C2PA Content Credentials are widely expected to be the primary technical mechanism for compliance. The standard already supports exactly what the regulation requires: machine-readable, tamper-evident labels that identify AI-generated content.

This means that by 2027, any AI image generator serving European users will likely need to embed Content Credentials or a similar provenance mechanism. For businesses, understanding how to read and verify these credentials will become a compliance necessity, not just a nice-to-have.

Frequently Asked Questions

Does this tool upload my images to a server?
No. All analysis happens entirely in your browser using WebAssembly. Your images never leave your device.
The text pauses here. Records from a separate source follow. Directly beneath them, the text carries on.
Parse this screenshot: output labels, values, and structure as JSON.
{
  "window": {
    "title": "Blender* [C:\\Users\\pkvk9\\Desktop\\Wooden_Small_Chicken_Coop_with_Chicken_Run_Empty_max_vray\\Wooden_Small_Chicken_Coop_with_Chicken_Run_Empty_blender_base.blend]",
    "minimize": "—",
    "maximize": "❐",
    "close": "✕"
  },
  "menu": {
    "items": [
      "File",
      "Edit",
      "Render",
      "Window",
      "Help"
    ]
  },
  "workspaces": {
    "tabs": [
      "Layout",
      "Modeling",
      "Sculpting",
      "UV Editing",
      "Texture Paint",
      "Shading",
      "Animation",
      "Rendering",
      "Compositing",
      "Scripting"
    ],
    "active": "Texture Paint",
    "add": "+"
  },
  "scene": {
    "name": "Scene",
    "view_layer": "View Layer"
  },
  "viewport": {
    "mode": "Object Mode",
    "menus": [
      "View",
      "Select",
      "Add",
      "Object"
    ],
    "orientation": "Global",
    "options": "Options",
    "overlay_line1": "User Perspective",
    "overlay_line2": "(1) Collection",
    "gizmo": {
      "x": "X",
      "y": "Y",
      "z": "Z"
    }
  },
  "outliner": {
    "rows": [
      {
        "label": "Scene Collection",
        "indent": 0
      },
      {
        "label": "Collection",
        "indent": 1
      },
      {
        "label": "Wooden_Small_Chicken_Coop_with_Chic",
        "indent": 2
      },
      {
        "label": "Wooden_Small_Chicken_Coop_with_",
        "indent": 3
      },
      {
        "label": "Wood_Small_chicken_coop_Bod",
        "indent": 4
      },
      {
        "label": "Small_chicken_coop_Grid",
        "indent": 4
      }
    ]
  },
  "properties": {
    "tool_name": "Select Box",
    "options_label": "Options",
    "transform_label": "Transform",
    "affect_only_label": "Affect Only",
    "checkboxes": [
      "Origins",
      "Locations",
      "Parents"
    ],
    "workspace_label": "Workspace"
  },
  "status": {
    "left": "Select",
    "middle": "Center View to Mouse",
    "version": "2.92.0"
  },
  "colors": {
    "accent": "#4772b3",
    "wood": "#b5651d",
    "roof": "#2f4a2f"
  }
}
The C2PA verification engine runs locally — no server-side processing is involved.
What file formats are supported?
This tool supports JPEG, PNG, WebP, AVIF, HEIC/HEIF, TIFF, GIF, SVG, PDF, and RAW formats (DNG, NEF, ARW). The C2PA standard supports all these formats, though JPEG and PNG are the most commonly encountered with credentials.
Why does my AI-generated image show no credentials?
Not all AI tools embed Content Credentials. Stable Diffusion, Midjourney (as of early 2026), and many open-source AI models do not add C2PA data. Additionally, if you downloaded the image from social media or a messaging app, the credentials were likely stripped during upload.
What's the difference between this and the Image Privacy Analyzer?
The Image Privacy Analyzer reads traditional metadata (EXIF, XMP, IPTC) and performs forensic analysis (ELA, steganography, face detection). The Content Credentials Checker specifically verifies C2PA provenance data — cryptographic signatures, edit history, and AI generation flags. They complement each other for a complete picture of an image's history.
Can I use this to verify if a photo is real?
Content Credentials can help confirm authenticity when present. A "Trusted" signature from a known camera or software provides strong evidence. However, the absence of credentials does not prove an image is fake. Many legitimate photos simply don't have credentials yet. For comprehensive analysis, combine this tool with our Image Privacy Analyzer.